By now a lot of you know that Annie and I were diagnosed with Covid earlier in the month.  We both had mild cases but have to admit that even a mild case is nothing to play with.  Unlike a flu or bad cold, Covid symptoms seem to come and go daily.  We started out with low grade fevers and an overall crappy feeling.  I had a dry cough but absolutely no congestion.  Next thing we know the fever broke, and we lost our taste and smell.  Then we developed congestion and a runny nose that lasted 1 day and disappeared, and on day 5 I started with shortness of breath and fatigue.  By this point I was asking if there was any way that I could get all the symptoms at once and be done with it.  It’s been almost 3 weeks since we were diagnosed, we feel a world better but still have some fatigue and I’ll get winded at times.  I can’t stress enough the importance of wearing your mask and following CDC guidelines.  We have no idea where we contracted the virus but would hate to see anyone else get sick from it.  Covid is a nasty virus that I wouldn’t wish on anyone.
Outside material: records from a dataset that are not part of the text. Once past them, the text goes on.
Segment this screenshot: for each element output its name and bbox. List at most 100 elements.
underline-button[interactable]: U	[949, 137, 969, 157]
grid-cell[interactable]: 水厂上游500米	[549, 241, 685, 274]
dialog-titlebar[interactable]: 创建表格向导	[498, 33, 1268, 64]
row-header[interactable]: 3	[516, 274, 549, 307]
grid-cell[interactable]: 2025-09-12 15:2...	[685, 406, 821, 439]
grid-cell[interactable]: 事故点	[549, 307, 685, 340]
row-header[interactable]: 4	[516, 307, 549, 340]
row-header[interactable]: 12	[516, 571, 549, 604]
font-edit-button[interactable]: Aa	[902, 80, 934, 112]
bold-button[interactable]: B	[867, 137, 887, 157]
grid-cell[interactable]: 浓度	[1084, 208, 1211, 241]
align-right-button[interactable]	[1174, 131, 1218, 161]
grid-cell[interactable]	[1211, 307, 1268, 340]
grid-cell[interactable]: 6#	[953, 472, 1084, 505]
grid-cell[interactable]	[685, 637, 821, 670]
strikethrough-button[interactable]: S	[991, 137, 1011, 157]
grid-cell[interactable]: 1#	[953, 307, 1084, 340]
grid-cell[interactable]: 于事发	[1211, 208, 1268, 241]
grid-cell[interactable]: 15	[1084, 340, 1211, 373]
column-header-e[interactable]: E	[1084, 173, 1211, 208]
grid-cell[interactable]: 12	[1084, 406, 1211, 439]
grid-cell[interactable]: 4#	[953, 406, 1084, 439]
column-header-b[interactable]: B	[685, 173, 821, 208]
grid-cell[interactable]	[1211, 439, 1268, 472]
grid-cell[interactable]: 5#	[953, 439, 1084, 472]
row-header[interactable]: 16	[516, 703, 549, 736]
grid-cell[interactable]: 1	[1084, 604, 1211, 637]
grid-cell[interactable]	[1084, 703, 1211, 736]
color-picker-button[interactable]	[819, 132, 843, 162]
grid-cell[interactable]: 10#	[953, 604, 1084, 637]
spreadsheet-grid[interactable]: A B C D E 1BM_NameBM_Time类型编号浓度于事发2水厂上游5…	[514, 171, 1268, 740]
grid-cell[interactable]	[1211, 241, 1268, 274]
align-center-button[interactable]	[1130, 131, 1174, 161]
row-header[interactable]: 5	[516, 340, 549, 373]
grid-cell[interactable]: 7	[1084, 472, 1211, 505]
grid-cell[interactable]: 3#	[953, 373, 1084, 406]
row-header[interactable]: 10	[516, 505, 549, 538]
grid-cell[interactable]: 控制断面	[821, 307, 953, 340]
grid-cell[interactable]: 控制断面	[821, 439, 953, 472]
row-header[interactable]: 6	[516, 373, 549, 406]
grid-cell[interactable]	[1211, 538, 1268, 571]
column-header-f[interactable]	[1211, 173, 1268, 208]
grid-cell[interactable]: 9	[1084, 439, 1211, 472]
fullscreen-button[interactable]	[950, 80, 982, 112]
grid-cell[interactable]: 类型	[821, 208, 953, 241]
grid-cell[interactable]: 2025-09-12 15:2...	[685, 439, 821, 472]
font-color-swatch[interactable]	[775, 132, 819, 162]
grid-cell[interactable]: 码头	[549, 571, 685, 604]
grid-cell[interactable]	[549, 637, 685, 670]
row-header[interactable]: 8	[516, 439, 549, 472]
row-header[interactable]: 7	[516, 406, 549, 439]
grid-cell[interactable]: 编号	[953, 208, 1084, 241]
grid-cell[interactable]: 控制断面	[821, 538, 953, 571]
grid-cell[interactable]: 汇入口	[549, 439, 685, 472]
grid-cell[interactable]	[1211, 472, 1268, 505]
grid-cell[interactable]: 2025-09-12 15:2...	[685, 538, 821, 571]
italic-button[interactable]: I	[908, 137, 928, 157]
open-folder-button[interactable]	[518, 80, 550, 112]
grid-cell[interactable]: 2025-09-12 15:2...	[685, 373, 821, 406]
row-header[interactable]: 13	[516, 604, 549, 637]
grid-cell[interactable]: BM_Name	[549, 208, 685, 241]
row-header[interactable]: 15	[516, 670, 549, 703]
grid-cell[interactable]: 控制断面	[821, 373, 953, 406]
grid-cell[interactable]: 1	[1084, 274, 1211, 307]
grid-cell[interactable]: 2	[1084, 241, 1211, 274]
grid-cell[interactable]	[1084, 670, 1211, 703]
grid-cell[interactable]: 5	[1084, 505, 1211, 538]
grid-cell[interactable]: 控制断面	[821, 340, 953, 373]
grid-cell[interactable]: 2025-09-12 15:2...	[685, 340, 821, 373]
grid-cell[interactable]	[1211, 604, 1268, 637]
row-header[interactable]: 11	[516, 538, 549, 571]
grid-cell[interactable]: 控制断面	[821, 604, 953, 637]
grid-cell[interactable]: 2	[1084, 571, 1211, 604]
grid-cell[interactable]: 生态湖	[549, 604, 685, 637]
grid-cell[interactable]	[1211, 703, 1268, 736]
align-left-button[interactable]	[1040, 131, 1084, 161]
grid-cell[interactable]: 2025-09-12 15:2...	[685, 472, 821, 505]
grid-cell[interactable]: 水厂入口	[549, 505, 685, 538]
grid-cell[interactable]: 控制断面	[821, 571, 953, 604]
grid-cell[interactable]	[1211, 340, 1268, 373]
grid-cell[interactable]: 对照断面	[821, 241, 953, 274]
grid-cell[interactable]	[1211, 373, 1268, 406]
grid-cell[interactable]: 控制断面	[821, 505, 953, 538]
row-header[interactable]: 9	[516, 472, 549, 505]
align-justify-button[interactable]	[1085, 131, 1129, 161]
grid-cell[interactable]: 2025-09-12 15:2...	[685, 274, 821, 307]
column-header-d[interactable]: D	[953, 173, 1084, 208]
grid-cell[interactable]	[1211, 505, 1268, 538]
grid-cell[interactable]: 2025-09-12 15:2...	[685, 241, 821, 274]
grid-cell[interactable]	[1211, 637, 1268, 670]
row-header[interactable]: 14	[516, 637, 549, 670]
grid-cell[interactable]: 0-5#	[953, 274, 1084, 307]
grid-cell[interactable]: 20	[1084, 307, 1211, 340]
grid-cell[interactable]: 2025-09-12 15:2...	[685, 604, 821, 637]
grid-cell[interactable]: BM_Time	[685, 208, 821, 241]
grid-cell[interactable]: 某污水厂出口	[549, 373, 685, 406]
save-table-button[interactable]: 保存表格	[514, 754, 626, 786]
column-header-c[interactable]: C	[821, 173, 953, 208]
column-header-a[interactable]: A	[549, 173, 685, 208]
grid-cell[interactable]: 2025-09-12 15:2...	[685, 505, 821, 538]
With spring just around the corner and Covid behind us, we are looking forward to getting on with the projects we have planned and the tasks that will have us ready for spring green up of our pastures.  The change of seasons is always something we look forward to and this year is no different.

We hope you enjoy the changing season and are able to get outside for some of the best weather of the year.  If you’re in Walterboro on Monday or Friday afternoon, stop by and check out the farm, get to know your farmers, and ask any questions that help learn how your food is produced. 

Thanks for your continued support of our farm.